DK Srivastava, Chief Policy Advisor at EY, pointed out that of the eight output sectors which are usually tracked to assess the health of the economy, two remained positive throughout the April-June period -- agriculture and public and defence services.

“These two sectors have a weight of 30%. So 30% of the economy showed growth even in Q1. The remaining 70% output was still negative but the contractionary momentum in these sectors has progressively come down,” he said.

Srivastava said power and petroleum consumption are lead indicators for tracking manufacturing revival and a pickup in manufacturing was seen in June, though it was not on unexpected lines. These indicators had shown a very large contraction in April and early May, but now the “contractionary momentum has slowed down”.

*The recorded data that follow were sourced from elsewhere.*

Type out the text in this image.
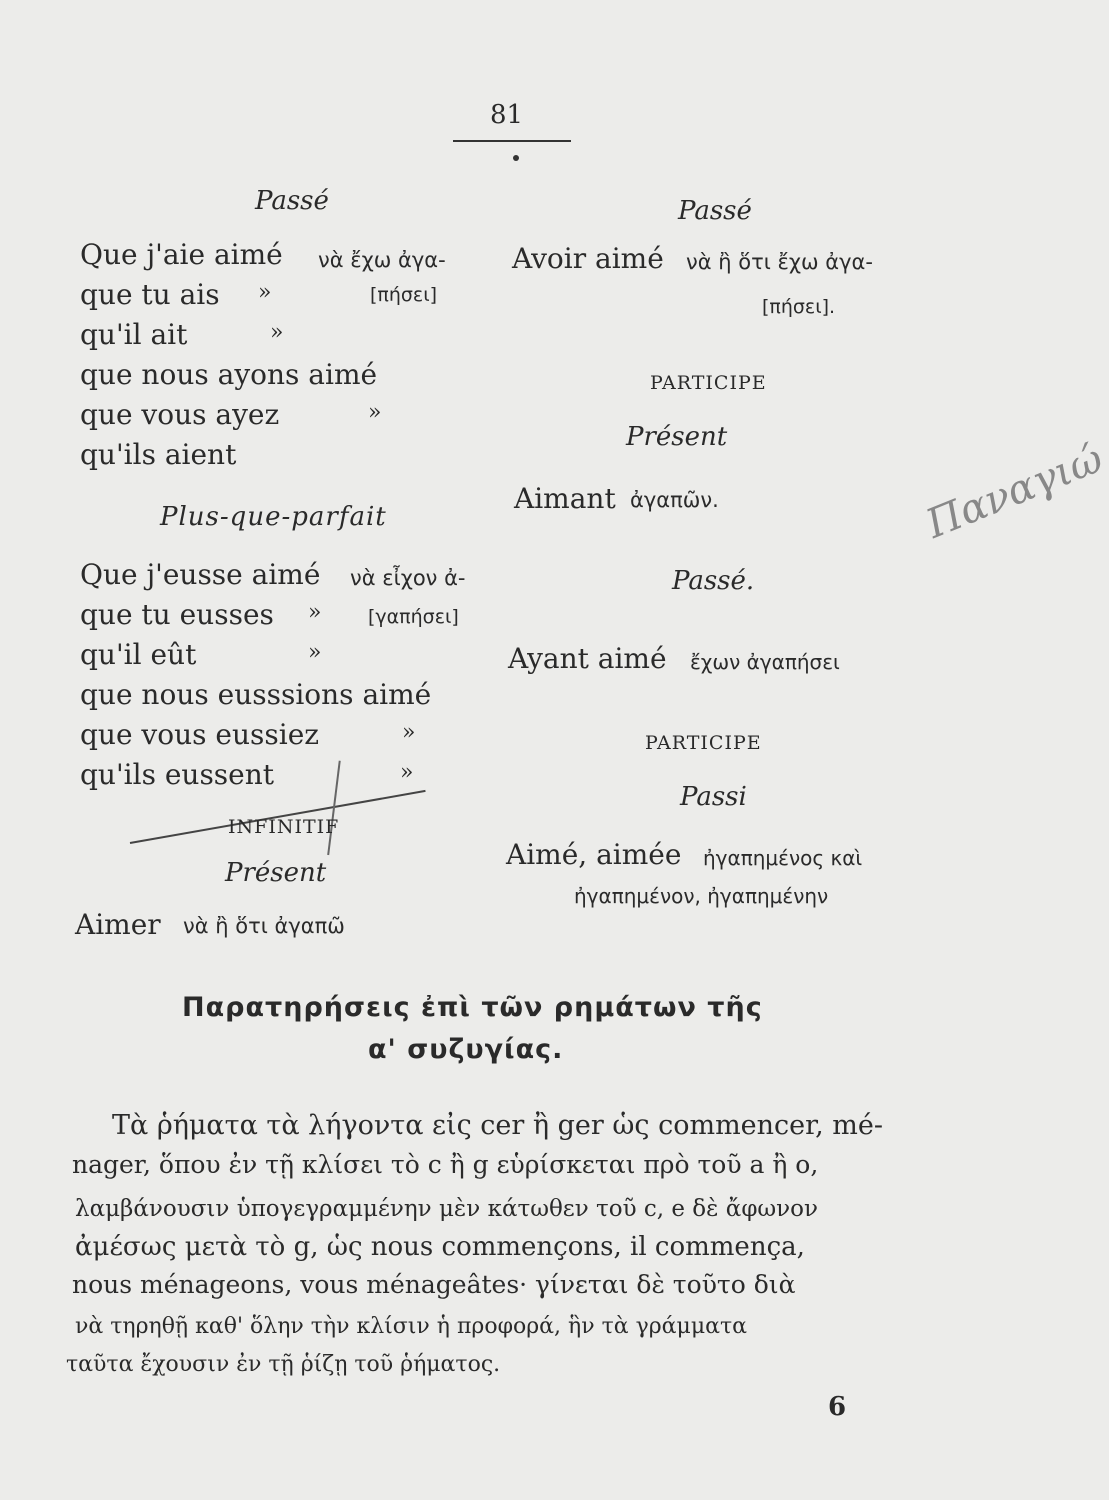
81
Passé
Que j'aie aimé νὰ ἔχω ἀγα-
que tu ais »	[πήσει]
qu'il ait	»
que nous ayons aimé
que vous ayez	»
qu'ils aient
Plus-que-parfait
Que j'eusse aimé νὰ εἶχον ἀ-
que tu eusses » [γαπήσει]
qu'il eût	»
que nous eusssions aimé
que vous eussiez	»
qu'ils eussent	»
INFINITIF
Présent
Aimer νὰ ἢ ὅτι ἀγαπῶ
Passé
Avoir aimé νὰ ἢ ὅτι ἔχω ἀγα-
[πήσει].
PARTICIPE
Présent
Aimant ἀγαπῶν.
Passé.
Ayant aimé ἔχων ἀγαπήσει
PARTICIPE
Passi
Aimé, aimée ἠγαπημένος καὶ
ἠγαπημένον, ἠγαπημένην
Παναγιώ
Παρατηρήσεις ἐπὶ τῶν ρημάτων τῆς
α' συζυγίας.
Τὰ ῥήματα τὰ λήγοντα εἰς cer ἢ ger ὡς commencer, mé-
nager, ὅπου ἐν τῇ κλίσει τὸ c ἢ g εὑρίσκεται πρὸ τοῦ a ἢ o,
λαμβάνουσιν ὑπογεγραμμένην μὲν κάτωθεν τοῦ c, e δὲ ἄφωνον
ἀμέσως μετὰ τὸ g, ὡς nous commençons, il commença,
nous ménageons, vous ménageâtes· γίνεται δὲ τοῦτο διὰ
νὰ τηρηθῇ καθ' ὅλην τὴν κλίσιν ἡ προφορά, ἣν τὰ γράμματα
ταῦτα ἔχουσιν ἐν τῇ ῥίζῃ τοῦ ῥήματος.
6
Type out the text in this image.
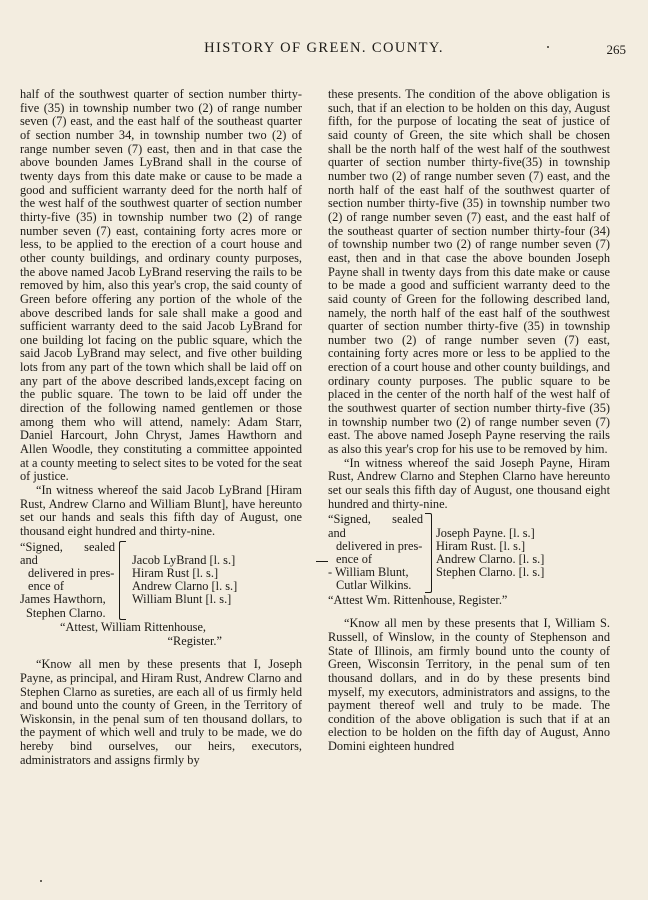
HISTORY OF GREEN. COUNTY.	265

half of the southwest quarter of section number thirty-five (35) in township number two (2) of range number seven (7) east, and the east half of the southeast quarter of section number 34, in township number two (2) of range number seven (7) east, then and in that case the above bounden James LyBrand shall in the course of twenty days from this date make or cause to be made a good and sufficient warranty deed for the north half of the west half of the southwest quarter of section number thirty-five (35) in township number two (2) of range number seven (7) east, containing forty acres more or less, to be applied to the erection of a court house and other county buildings, and ordinary county purposes, the above named Jacob LyBrand reserving the rails to be removed by him, also this year's crop, the said county of Green before offering any portion of the whole of the above described lands for sale shall make a good and sufficient warranty deed to the said Jacob LyBrand for one building lot facing on the public square, which the said Jacob LyBrand may select, and five other building lots from any part of the town which shall be laid off on any part of the above described lands,except facing on the public square. The town to be laid off under the direction of the following named gentlemen or those among them who will attend, namely: Adam Starr, Daniel Harcourt, John Chryst, James Hawthorn and Allen Woodle, they constituting a committee appointed at a county meeting to select sites to be voted for the seat of justice.

“In witness whereof the said Jacob LyBrand [Hiram Rust, Andrew Clarno and William Blunt], have hereunto set our hands and seals this fifth day of August, one thousand eight hundred and thirty-nine.

“Signed, sealed and
delivered in pres-
ence of
James Hawthorn,
Stephen Clarno.
Jacob LyBrand [l. s.]
Hiram Rust [l. s.]
Andrew Clarno [l. s.]
William Blunt [l. s.]

“Attest, William Rittenhouse,

“Register.”

“Know all men by these presents that I, Joseph Payne, as principal, and Hiram Rust, Andrew Clarno and Stephen Clarno as sureties, are each all of us firmly held and bound unto the county of Green, in the Territory of Wiskonsin, in the penal sum of ten thousand dollars, to the payment of which well and truly to be made, we do hereby bind ourselves, our heirs, executors, administrators and assigns firmly by

these presents. The condition of the above obligation is such, that if an election to be holden on this day, August fifth, for the purpose of locating the seat of justice of said county of Green, the site which shall be chosen shall be the north half of the west half of the southwest quarter of section number thirty-five(35) in township number two (2) of range number seven (7) east, and the north half of the east half of the southwest quarter of section number thirty-five (35) in township number two (2) of range number seven (7) east, and the east half of the southeast quarter of section number thirty-four (34) of township number two (2) of range number seven (7) east, then and in that case the above bounden Joseph Payne shall in twenty days from this date make or cause to be made a good and sufficient warranty deed to the said county of Green for the following described land, namely, the north half of the east half of the southwest quarter of section number thirty-five (35) in township number two (2) of range number seven (7) east, containing forty acres more or less to be applied to the erection of a court house and other county buildings, and ordinary county purposes. The public square to be placed in the center of the north half of the west half of the southwest quarter of section number thirty-five (35) in township number two (2) of range number seven (7) east. The above named Joseph Payne reserving the rails as also this year's crop for his use to be removed by him.

“In witness whereof the said Joseph Payne, Hiram Rust, Andrew Clarno and Stephen Clarno have hereunto set our seals this fifth day of August, one thousand eight hundred and thirty-nine.

“Signed, sealed and
delivered in pres-
ence of
- William Blunt,
Cutlar Wilkins.
Joseph Payne. [l. s.]
Hiram Rust. [l. s.]
Andrew Clarno. [l. s.]
Stephen Clarno. [l. s.]

“Attest Wm. Rittenhouse, Register.”

“Know all men by these presents that I, William S. Russell, of Winslow, in the county of Stephenson and State of Illinois, am firmly bound unto the county of Green, Wisconsin Territory, in the penal sum of ten thousand dollars, and in do by these presents bind myself, my executors, administrators and assigns, to the payment thereof well and truly to be made. The condition of the above obligation is such that if at an election to be holden on the fifth day of August, Anno Domini eighteen hundred
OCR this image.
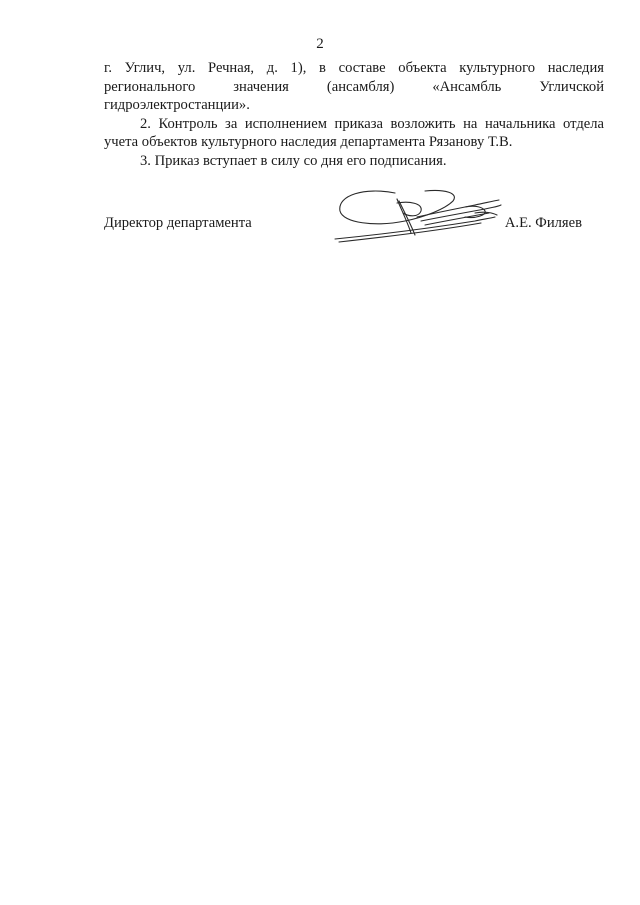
2

г. Углич, ул. Речная, д. 1), в составе объекта культурного наследия
регионального значения (ансамбля) «Ансамбль Угличской
гидроэлектростанции».

2. Контроль за исполнением приказа возложить на начальника отдела
учета объектов культурного наследия департамента Рязанову Т.В.

3. Приказ вступает в силу со дня его подписания.

Директор департамента	А.Е. Филяев
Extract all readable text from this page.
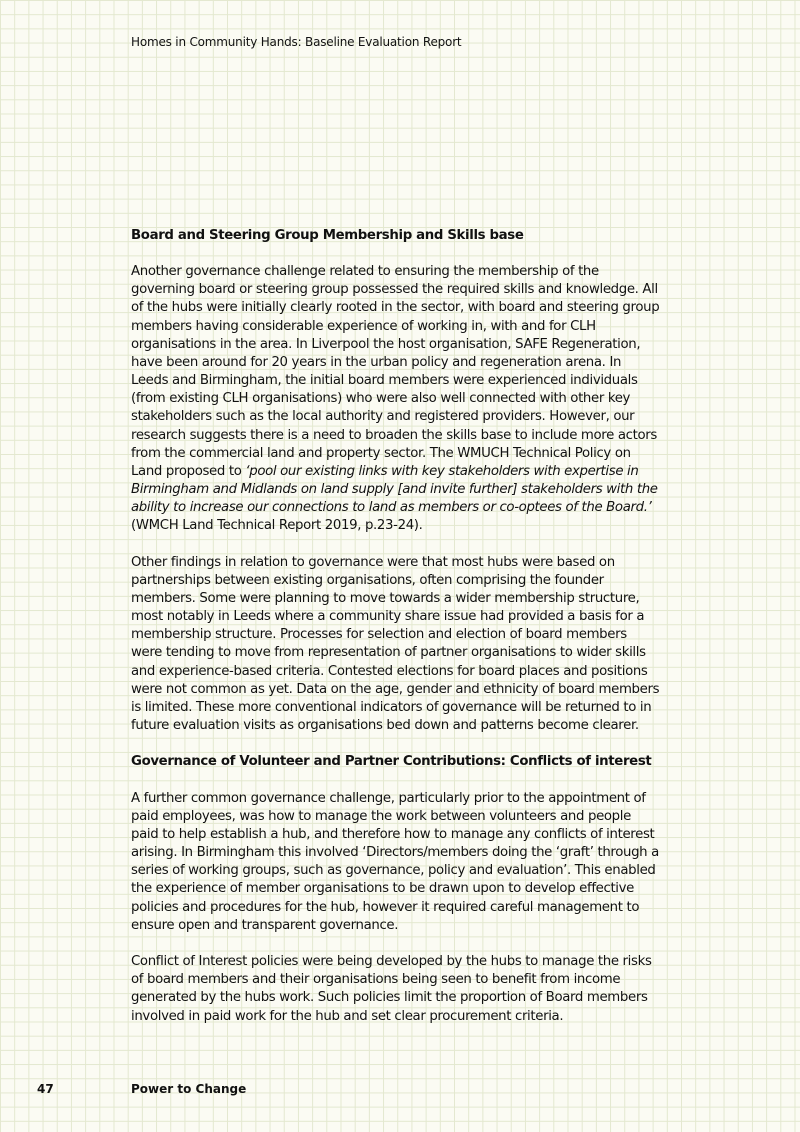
Homes in Community Hands: Baseline Evaluation Report
Board and Steering Group Membership and Skills base

Another governance challenge related to ensuring the membership of the governing board or steering group possessed the required skills and knowledge. All of the hubs were initially clearly rooted in the sector, with board and steering group members having considerable experience of working in, with and for CLH organisations in the area. In Liverpool the host organisation, SAFE Regeneration, have been around for 20 years in the urban policy and regeneration arena. In Leeds and Birmingham, the initial board members were experienced individuals (from existing CLH organisations) who were also well connected with other key stakeholders such as the local authority and registered providers. However, our research suggests there is a need to broaden the skills base to include more actors from the commercial land and property sector. The WMUCH Technical Policy on Land proposed to ‘pool our existing links with key stakeholders with expertise in Birmingham and Midlands on land supply [and invite further] stakeholders with the ability to increase our connections to land as members or co-optees of the Board.’ (WMCH Land Technical Report 2019, p.23-24).

Other findings in relation to governance were that most hubs were based on partnerships between existing organisations, often comprising the founder members. Some were planning to move towards a wider membership structure, most notably in Leeds where a community share issue had provided a basis for a membership structure. Processes for selection and election of board members were tending to move from representation of partner organisations to wider skills and experience-based criteria. Contested elections for board places and positions were not common as yet. Data on the age, gender and ethnicity of board members is limited. These more conventional indicators of governance will be returned to in future evaluation visits as organisations bed down and patterns become clearer.

Governance of Volunteer and Partner Contributions: Conflicts of interest

A further common governance challenge, particularly prior to the appointment of paid employees, was how to manage the work between volunteers and people paid to help establish a hub, and therefore how to manage any conflicts of interest arising. In Birmingham this involved ‘Directors/members doing the ‘graft’ through a series of working groups, such as governance, policy and evaluation’. This enabled the experience of member organisations to be drawn upon to develop effective policies and procedures for the hub, however it required careful management to ensure open and transparent governance.

Conflict of Interest policies were being developed by the hubs to manage the risks of board members and their organisations being seen to benefit from income generated by the hubs work. Such policies limit the proportion of Board members involved in paid work for the hub and set clear procurement criteria.

47	Power to Change
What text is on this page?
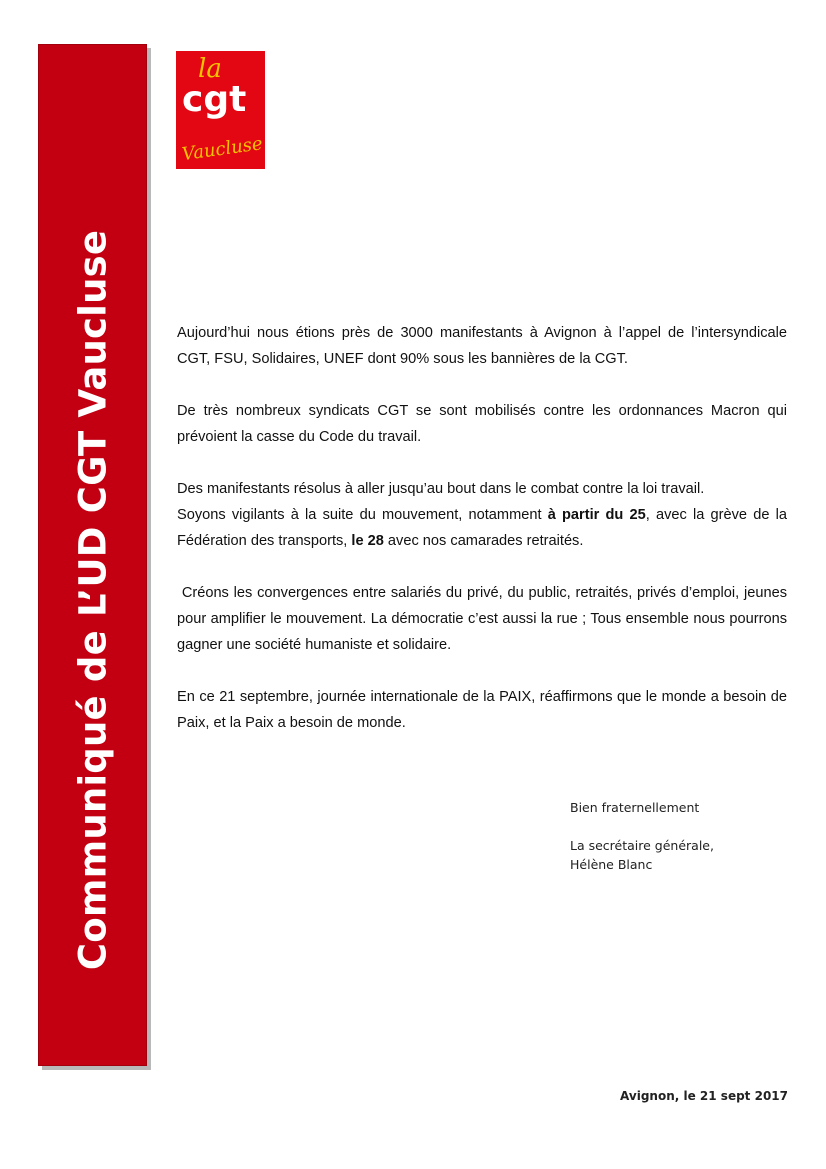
Communiqué de L’UD CGT Vaucluse
la
cgt
Vaucluse

Aujourd’hui nous étions près de 3000 manifestants à Avignon à l’appel de l’intersyndicale CGT, FSU, Solidaires, UNEF dont 90% sous les bannières de la CGT.

De très nombreux syndicats CGT se sont mobilisés contre les ordonnances Macron qui prévoient la casse du Code du travail.

Des manifestants résolus à aller jusqu’au bout dans le combat contre la loi travail.

Soyons vigilants à la suite du mouvement, notamment à partir du 25, avec la grève de la Fédération des transports, le 28 avec nos camarades retraités.

Créons les convergences entre salariés du privé, du public, retraités, privés d’emploi, jeunes pour amplifier le mouvement. La démocratie c’est aussi la rue ; Tous ensemble nous pourrons gagner une société humaniste et solidaire.

En ce 21 septembre, journée internationale de la PAIX, réaffirmons que le monde a besoin de Paix, et la Paix a besoin de monde.

Bien fraternellement
La secrétaire générale,
Hélène Blanc
Avignon, le 21 sept 2017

While the government highlights data for three weeks of June to claim that an economic recovery is already underway, economists are still demanding a second round of fiscal stimulus to generate the near-absent demand. In its first attempt, the government has been miserly and mainly addressed supply side issues. Despite claims of a fiscal relief package equaling 10% of the country’s GDP, what has been actually pumped into the system till now is less than 2%.

On the unemployment figures too, what is being highlighted is only a part of the whole picture. The latest CMIE data show that the unemployment rate fell to its pre-lockdown level of 8.5% in the week ended June 21. The rate had spiked from 8.75% in March to 23.5% in April and May, peaking to 27.1% in the week ended May 3. A statement from CMIE showed that the reason for the improvement in employment levels lies in the rural growth story and that unemployment level in urban India was still distinctly higher than the pre-lockdown levels at 11.2% -- still over 200 basis points higher than the 9% average in the period before the lockdown.

Economist Jayati Ghosh said, “This government is always seeing green shoots. The fact that the CMIE employment surveys find more people are back to work only tells us that people who are desperate have no alternative but to seek livelihood in whatever manner they can. Incomes from work would have fallen drastically, many small enterprises are collapsing and formal employment is down.”

All in all, the resumption in economic activities is a welcome development but it is still too early to raise a toast to the Indian economy and its resilience. Because any sustained recovery is closely linked not just to further fiscal stimulus to generate demand, but it is also linked to the way the Covid-19 infection spread and how other global economies fare in the coming months.